When the writers on The Simpsons needed a generic-sounding movie for Marge and Homer to see, sans kids, they came up with “The Stockholm Affair,” a spy thriller plotted enough to make Marge feel smart, but with enough action to entertain Homer.
Sydney Pollack’s first film in 6 years is also a very adult affair. It has two bright stars, Nicole Kidman and Sean Penn, both Academy Award winners (as is director Pollack). It’s got an involved espionage plot that makes you feel smart and sophisticated. Plus it has a an explosion and several gunfights to keep the Homers in the audience entertained.
Unfortunately, it’s as generic and interchangeable as The Stockholm Affair.
Nicole Kidman plays Silvia Broome, an interpreter at the U.N. She’s from, basically, South Africa, although for some reason the movie gives it the fictional name Matobo. She speaks English and several African dialects, including Ku, a fictional language that was apparently created for this movie.
Silvia returns to work one night to retrieve some things from the sound booth and, while there, overhears a plot to assassinate the Matoban leader Zuwanie. Like Castro, Zuwanie started his career as a freedom fighter and is now more widely seen as a dictator-for-life. He’ll be giving a speech to the U.N. in just a few days to defend himself against charges of unilateral aggression by saying that he was simply pre-emptively protecting his people from terrorism.

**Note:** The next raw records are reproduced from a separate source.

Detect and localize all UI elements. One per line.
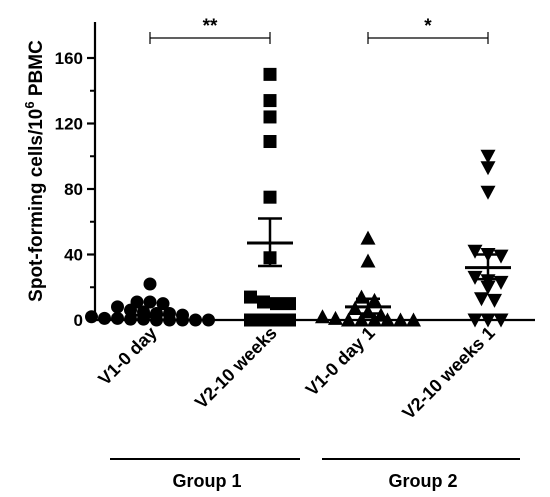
data-point-triangle-down: [480, 149, 496, 164]
data-point-triangle-down: [493, 313, 509, 328]
data-point-triangle-up: [354, 289, 369, 304]
data-point-triangle-up: [393, 312, 408, 327]
data-point-square: [270, 313, 283, 327]
group-label: Group 2: [388, 471, 457, 491]
y-tick-label: 80: [64, 180, 83, 199]
data-point-triangle-up: [315, 309, 330, 324]
series-v2-10-weeks: [244, 67, 296, 327]
data-point-circle: [189, 313, 202, 327]
data-point-circle: [85, 310, 98, 324]
data-point-square: [257, 295, 270, 309]
data-point-square: [270, 297, 283, 311]
data-point-triangle-up: [354, 312, 369, 327]
data-point-circle: [98, 311, 111, 325]
data-point-triangle-down: [467, 244, 483, 259]
data-point-triangle-up: [360, 253, 376, 268]
data-point-triangle-up: [367, 312, 382, 327]
data-point-triangle-down: [480, 313, 496, 328]
data-point-square: [244, 290, 257, 304]
data-point-circle: [111, 311, 124, 325]
data-point-square: [283, 313, 296, 327]
y-tick-label: 120: [55, 115, 83, 134]
data-point-square: [263, 190, 277, 204]
x-tick-label: V2-10 weeks 1: [398, 323, 498, 423]
data-point-triangle-down: [480, 161, 496, 176]
data-point-circle: [176, 313, 189, 327]
series-v1-0-day: [85, 277, 215, 327]
data-point-triangle-down: [474, 292, 489, 307]
y-axis-label: Spot-forming cells/106 PBMC: [22, 40, 47, 302]
y-tick-label: 160: [55, 49, 83, 68]
data-point-square: [244, 313, 257, 327]
x-tick-label: V1-0 day 1: [302, 323, 379, 400]
data-point-circle: [156, 297, 170, 311]
data-point-circle: [124, 303, 137, 317]
data-point-square: [263, 135, 277, 149]
data-point-square: [263, 67, 277, 81]
data-point-square: [263, 110, 277, 124]
data-point-triangle-down: [467, 270, 483, 285]
data-point-circle: [202, 313, 215, 327]
x-tick-label: V1-0 day: [94, 323, 161, 390]
data-point-square: [263, 94, 277, 108]
y-axis-label-suffix: PBMC: [26, 40, 47, 102]
data-point-triangle-up: [328, 310, 343, 325]
significance-label: **: [203, 16, 218, 37]
data-point-triangle-down: [487, 293, 502, 308]
group-label: Group 1: [172, 471, 241, 491]
data-point-triangle-down: [480, 185, 496, 200]
data-point-triangle-up: [341, 312, 356, 327]
data-point-circle: [143, 295, 157, 309]
data-point-square: [283, 297, 296, 311]
series-v2-10-weeks-1: [465, 149, 511, 328]
y-tick-label: 40: [64, 246, 83, 265]
data-point-triangle-up: [406, 312, 421, 327]
series-v1-0-day-1: [315, 230, 421, 327]
y-axis-label-superscript: 6: [22, 101, 37, 108]
data-point-triangle-down: [467, 313, 483, 328]
data-point-circle: [143, 277, 157, 291]
data-point-triangle-down: [493, 249, 509, 264]
data-point-circle: [163, 313, 176, 327]
data-marks: [85, 67, 511, 328]
data-point-circle: [111, 300, 124, 314]
significance-label: *: [424, 16, 432, 37]
y-axis-label-main: Spot-forming cells/10: [26, 109, 47, 302]
data-point-triangle-down: [480, 280, 496, 295]
y-tick-label: 0: [74, 311, 83, 330]
data-point-triangle-up: [380, 312, 395, 327]
data-point-triangle-up: [360, 230, 376, 245]
x-tick-label: V2-10 weeks: [191, 323, 281, 413]
data-point-square: [257, 313, 270, 327]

Silvia reports the overheard, whispered conversation to the authorities, which brings in two agents from a branch of the U.S. Secret Service, Keller and Woods (Sean Penn and Catherine Keener). Their job is to determine if the threat is real and if so, stop it.
The hook is that Silvia herself seems to be more involved with the dissident politics of Matobo than she’s letting on. The very first scene of the movie showed an assassination in Matobo, and we don’t know how, or if, it pertains to Silvia. All we know from her conversations with agent Keller is that she is willing to open up, but only to a point.
Scenes and Actors
There are two tense set pieces in the film that work wonderfully. Both take their time, letting the suspense build as each minute ticks past. In one, Silvia confronts a Matoban diplomat, trying to get information about her brother. The secret service agents assigned to protect her are trying to keep tabs on her as she moves about New York. Meanwhile, two undercover agents investigating suspects in the plot wind up crossing paths, escalating the danger and the tension of the situation. There is another nail-biting scene at the movie’s climax that is reminiscent of some of the great spy thrillers from the seventies like The Parallax View and Day of the Jackal.
A friend pointed out that the first set piece was good not just good because it worked, but because it also moved along the plot. Silvia was trying to get information without sharing it with the agents assigned to watch her. In fact, she does learn some valuable information that changes her outlook, and ours, on what has gone before.
Kidman and Penn both give good performances. Neither role seems particularly challenging, unless dialects are hard for Kidman, who speaks accented English and phrases of African languages on screen. Penn seems to inhabit his role more deeply, although a heartbroken cop is not exactly the role of a lifetime.
Catherine Keener is the movie’s key supporting actor, and she’s a hoot. She has just the right attitude for her supporting part: smart-alecky, sharp, and competent. Pollack casts himself as Keller’s boss, and it’s distracting. Surely someone else could have played the part just as good, if not better, than the director.
The Sum of All Facts
The worst flaws are in the screenplay and/or direction. The introductory scenes are overwritten, overplayed, and overscored. I’d rather come to know the characters than have them forcibly introduced on me.
As an example, when we first see Penn he’s in a bar. His face says it all: severe depression followed by alcohol. That he fiddles with his wedding ring is enough to clue us in. But that’s only five seconds, and Pollack carries the scene out for another forty, spelling it out for us again and again. The worst is when he calls home to listen to the cloyingly cheerful female voice on his answering machine — a voice I’ve heard on lots of answering machines in movies, but never on a real phone.
Another convention the movie follows is to introduce a theme and repeat it throughout. Ironically, the movie’s final message is one that it doesn’t live up to. A human whisper, it says, can be heard over an army, so long as it speaks truth.
In the case of The Interpreter, truth is nothing more than the sum of all the facts, lined up like soldiers by the film’s rigid formula. If there were any whispers of human truth, they could not be heard over the din.